Maturity is communion with Christ, union with the Triune God. It is as Saint Paul says, the "stature of the fullness of Christ." It is the acquisition of the Holy Spirit, so that-as Saint Seraphim of Sarov says-thousands will be saved. Maturity is the attainment of sainthood.
I wish to draw your attention to a set of trends that are affecting all of us right now, and will effect especially our families. I am going to spend some time on these trends, mainly because the information is important...but also to underscore how important it is to make sure our thinking about our ministry is fresh, creative and pious.
While these observations are not pessimistic, much of them are negative. I share them with you, because you need to bear these thoughts in mind as we plan for the care of our families and faithful.
Some of these trends are obvious trends, and others require more discernment. The obvious trends are large-scale and historic, and they will impose profound dynamics upon us and our communities.
-Western society continues to become more reliant upon the technology for daily life. The modern culture, in its addiction to false images and entertainment, has become "disengaged" from the original design for human life. As a result, our young person will become "less-connected" with other people and with their natural world. He is becoming, in the terminology of the Holy Fathers, increasingly "insensitive" to the beauties and truth of God's Creation.
-Society continues to push religion-especially the Holy Orthodoxy-out of the public square and into the backstreet alleys. Religious belief has been demoted to the status of "private opinion". Ethics and morality have become matters of personal taste, instead of reflecting the eternal constants of truth and goodness.
-Society continues to ignore the moral witness of the Church, and has adopted only one simple value: the materialistic satisfaction of people who can speak for themselves. This means that society will increase in moral permissiveness. It will be liberation for those who have power and wealth. But those who are poor, or who cannot speak for themselves-they will be the ones who will have laws heaped upon them, and will lose their right even to live.
-Because of the society's rejection of the Divine origin of moral law, and presence of temptations for the arousal of passions are at a degree higher than ever before, including the decadents days of Rome. At the same time, the witness of Christianity has been erased from civil society, and has been demoted to the ranks of mere superstition in the public schools. As a result, immorality has permeated the fundamental levels of youth culture and psychology, as there is little to no authority to check its growth
At this point, we have said enough about trends. Some of us, in the past, have reacted to such a presentation of characters by dismissing this as doom and gloom. Or, they might simply respond by becoming morose and depressed. They might complain that they did not feel "inspired" or "uplifted". This is the second temptation that can distort our planning and our work in our ministry - the temptation of pessimism.

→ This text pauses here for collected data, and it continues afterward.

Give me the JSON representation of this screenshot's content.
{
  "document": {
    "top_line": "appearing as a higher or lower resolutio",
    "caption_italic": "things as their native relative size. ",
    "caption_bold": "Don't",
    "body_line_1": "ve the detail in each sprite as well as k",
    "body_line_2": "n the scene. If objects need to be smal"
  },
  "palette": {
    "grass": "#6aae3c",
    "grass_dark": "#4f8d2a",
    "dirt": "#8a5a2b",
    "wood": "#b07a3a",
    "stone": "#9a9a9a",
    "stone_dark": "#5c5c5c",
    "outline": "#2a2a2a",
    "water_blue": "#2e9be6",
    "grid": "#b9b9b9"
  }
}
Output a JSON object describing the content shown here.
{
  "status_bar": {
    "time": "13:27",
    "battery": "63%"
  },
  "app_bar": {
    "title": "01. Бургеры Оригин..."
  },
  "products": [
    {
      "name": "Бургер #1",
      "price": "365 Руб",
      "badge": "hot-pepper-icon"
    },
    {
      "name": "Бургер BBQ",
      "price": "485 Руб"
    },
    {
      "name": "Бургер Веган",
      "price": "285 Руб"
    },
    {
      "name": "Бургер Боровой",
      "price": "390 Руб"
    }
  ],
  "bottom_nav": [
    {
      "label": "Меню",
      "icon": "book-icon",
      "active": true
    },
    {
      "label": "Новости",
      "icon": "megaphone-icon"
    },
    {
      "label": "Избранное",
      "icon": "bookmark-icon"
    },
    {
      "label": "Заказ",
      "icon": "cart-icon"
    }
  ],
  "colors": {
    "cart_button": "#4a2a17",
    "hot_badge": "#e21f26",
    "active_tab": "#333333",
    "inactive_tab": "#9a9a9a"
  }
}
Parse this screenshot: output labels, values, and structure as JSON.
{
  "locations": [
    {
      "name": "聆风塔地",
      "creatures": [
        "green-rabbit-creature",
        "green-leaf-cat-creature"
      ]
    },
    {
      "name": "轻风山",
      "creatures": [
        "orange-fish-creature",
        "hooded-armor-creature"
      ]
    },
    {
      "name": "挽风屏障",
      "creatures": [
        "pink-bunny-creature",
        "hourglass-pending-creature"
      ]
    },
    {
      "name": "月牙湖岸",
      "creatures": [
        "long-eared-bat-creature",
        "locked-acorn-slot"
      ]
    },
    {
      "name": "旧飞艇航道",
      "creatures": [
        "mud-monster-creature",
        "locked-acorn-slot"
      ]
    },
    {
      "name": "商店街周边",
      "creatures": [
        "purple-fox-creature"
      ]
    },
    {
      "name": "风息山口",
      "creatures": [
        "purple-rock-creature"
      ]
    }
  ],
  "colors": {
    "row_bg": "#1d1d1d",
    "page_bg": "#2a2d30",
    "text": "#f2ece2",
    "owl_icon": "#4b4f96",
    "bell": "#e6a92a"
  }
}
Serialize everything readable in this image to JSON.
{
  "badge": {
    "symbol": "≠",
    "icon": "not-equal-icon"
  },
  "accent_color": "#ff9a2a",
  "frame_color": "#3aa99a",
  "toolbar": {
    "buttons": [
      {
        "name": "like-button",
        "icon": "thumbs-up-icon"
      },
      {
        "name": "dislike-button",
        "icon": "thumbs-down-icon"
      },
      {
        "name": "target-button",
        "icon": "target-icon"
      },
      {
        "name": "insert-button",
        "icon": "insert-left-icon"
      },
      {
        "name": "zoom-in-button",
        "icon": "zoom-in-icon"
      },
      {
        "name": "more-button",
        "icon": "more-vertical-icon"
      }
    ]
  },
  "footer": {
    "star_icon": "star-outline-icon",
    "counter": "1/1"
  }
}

Indeed, we are here for joy and peace, but not for cheerfulness. My intention is to spiritually encourage you to continue our work. Encouragement is all about courage, and courage is what is needed in our ministry to our families and faithful. Because our families and faithful need the joy of the Lord, not self-esteem or positive-thinking.
You see, while you and I might protest at thinking about these challenges, and while some might become pessimistic at these future trends. I am stricken by the painful fact that our families and faithful are already aware of each of these concerns. They are not aware intellectually. They feel existentially the pain of these concerns.
When there is no dining table at home, when there is the feeling of unending appointments of things to do, when there is the wild acts of lust and anger, when there comes the certain knowledge that the American Dream is more dream than reality, when the price tag of materialism comes as an enormous burden of debt, and a constant concern about the interest rates and the stock market - our families and faithful are too anxious to be pessimistic.
It is our task to resist the temptation of pessimism, and to lead them out of the passionate web of deceit that binds them. It is our task to lead them into the maturity of sainthood. It is our task to lead them into beauty and communion. It is our task of our Orthodox ministry to help our families and especially our children become human again, if they have lost their way. And if they haven't yet, our task is to keep them forever in the Orthodox Church, so they might remain human. And that can be done in the Body of Christ.